We went ashore using the community pontoons. Dominic chatted for a bit with the young, local fishermen who had just landed their catch to deliver to the local establishments. We walked along the seafront to get our bearings, then back to the bar we’d spotted for a drink and the most delicious pizza.
We needed to stretch our legs so walked along the sea front again, admiring the very impressive and new looking seawall. We went up to the War Memorial from where we had lovely views and spotted a new looking camper van site, then walked around the village along what looked like a newly laid road. We didn’t see the usual ‘funded by Heritage Scotland / Lottery / EU’ signs, so perhaps the area benefits from the MOD installations nearby? Or is it all the work of the Community Council who seem to be very active?

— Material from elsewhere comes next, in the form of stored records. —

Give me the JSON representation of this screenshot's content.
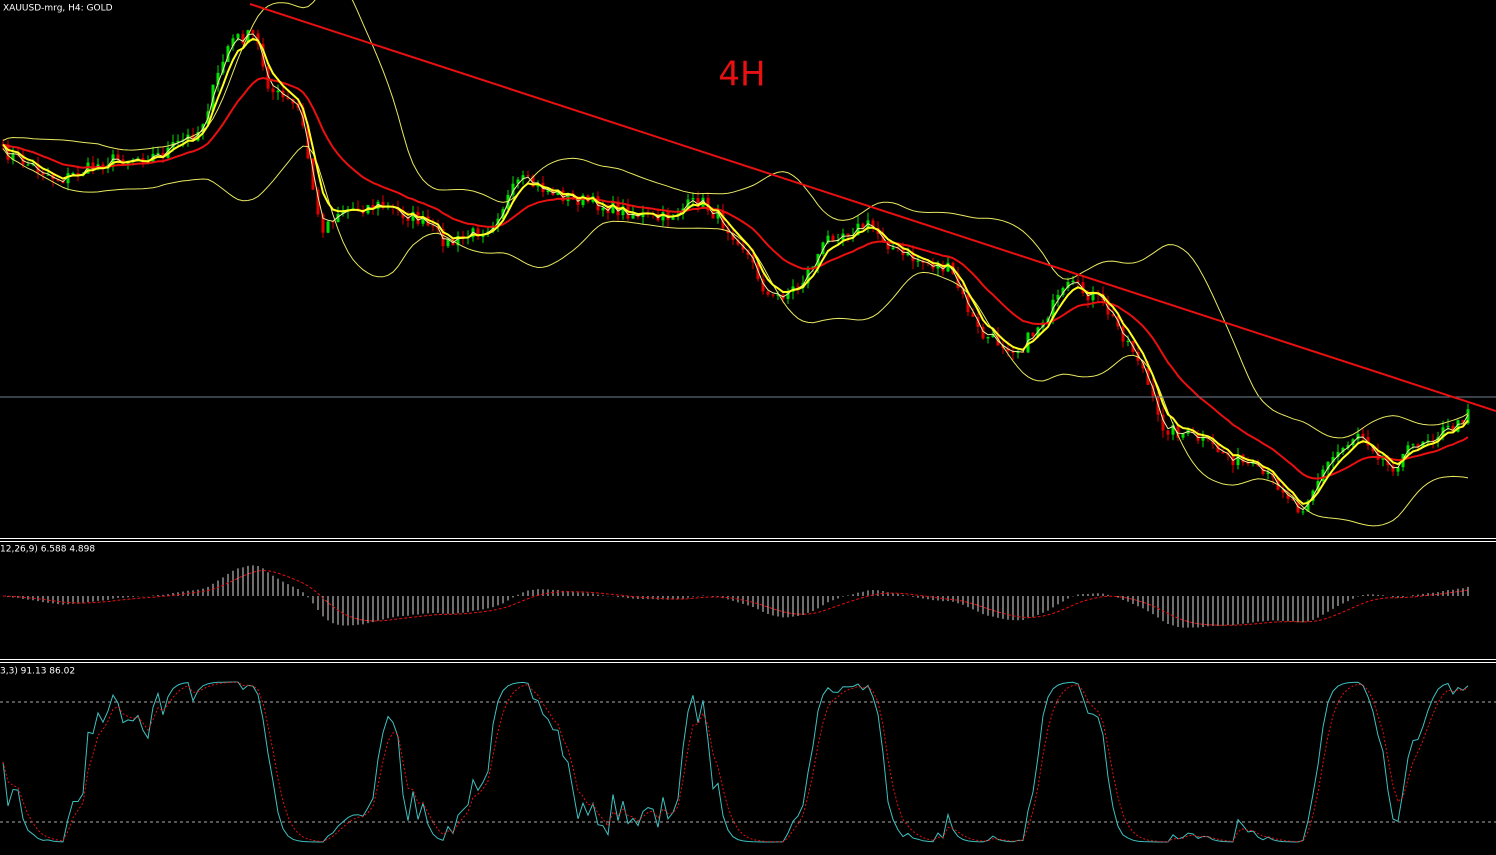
{
  "header": {
    "symbol": "XAUUSD-mrg, H4:  GOLD"
  },
  "annotation": "4H",
  "macd": {
    "label": "12,26,9) 6.588 4.898"
  },
  "stochastic": {
    "label": "3,3) 91.13 86.02"
  }
}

A very nice and quiet evening. I saw what could have been an otter exiting the island into the water. (I am a bit obsessed about this otter spotting!) I definitely saw seals, gulls, shags, heron and terns.
Thursday, 29th August: Wind, rain, gusts galore
This was not a pleasant day. The predicted strong winds turned into very strong winds gusting to gale force. The day’s wind speed average was 25 knots but it had been regularly well over 30 knots, gusting up to 40 knots. That’s 29mph, 35mph and 46mph, the latter being at the very top range of a fresh gale according to the Beaufort Scale. The boat swung round very fast and it was bumpy and uncomfortable to be on board. All day long. And it continued until past 3am in the morning. We stayed up, just in case, on anchor watch.
Dominic let out more chain in the afternoon to have less of an angle between the chain and anchor, but this would obviously mean a wider swinging circle so had to factor in where we could end up at low tide and we’re almost at springs. We had two ropes tied on to the RIB and two snubbers on the anchor chain. The boom was tied up, and every item that can be tightened or tied up, was just so. Everything inside was stowed away. Belts and braces. The wind turbines kept turning off due to too much wind and we had to keep the regulators uncovered to keep them cool. In the end we turned the turbines off when it got bad. I had to take Stugeron at lunchtime as I was feeling really queazy.
On the plus side we ended up with a huge power input, so Dominic made bread in the bread maker, and we powered up all devices. And we have tv reception here, a bit flaky during rain storms, but this kept us going into the night.
Although I cope much better now with the sort of ‘life adventures’ that we’ve had in the last few days, I don’t really want a repeat of today.
Friday, 30th August: Shieldaig
The forecast was for large amounts of rain, and there are flood alerts in the whole area. But that’s one thing we do not have to worry about as we’re sitting in the sea! Though we do have to bail out the RIB every now and then.
It cleared up and the sky brightened about 5pm so we went ashore for a lovely walk up the loch. We met lots of sheep! There are cattle grids across the road as you enter the village from either end; presumably they are in fact sheep grids.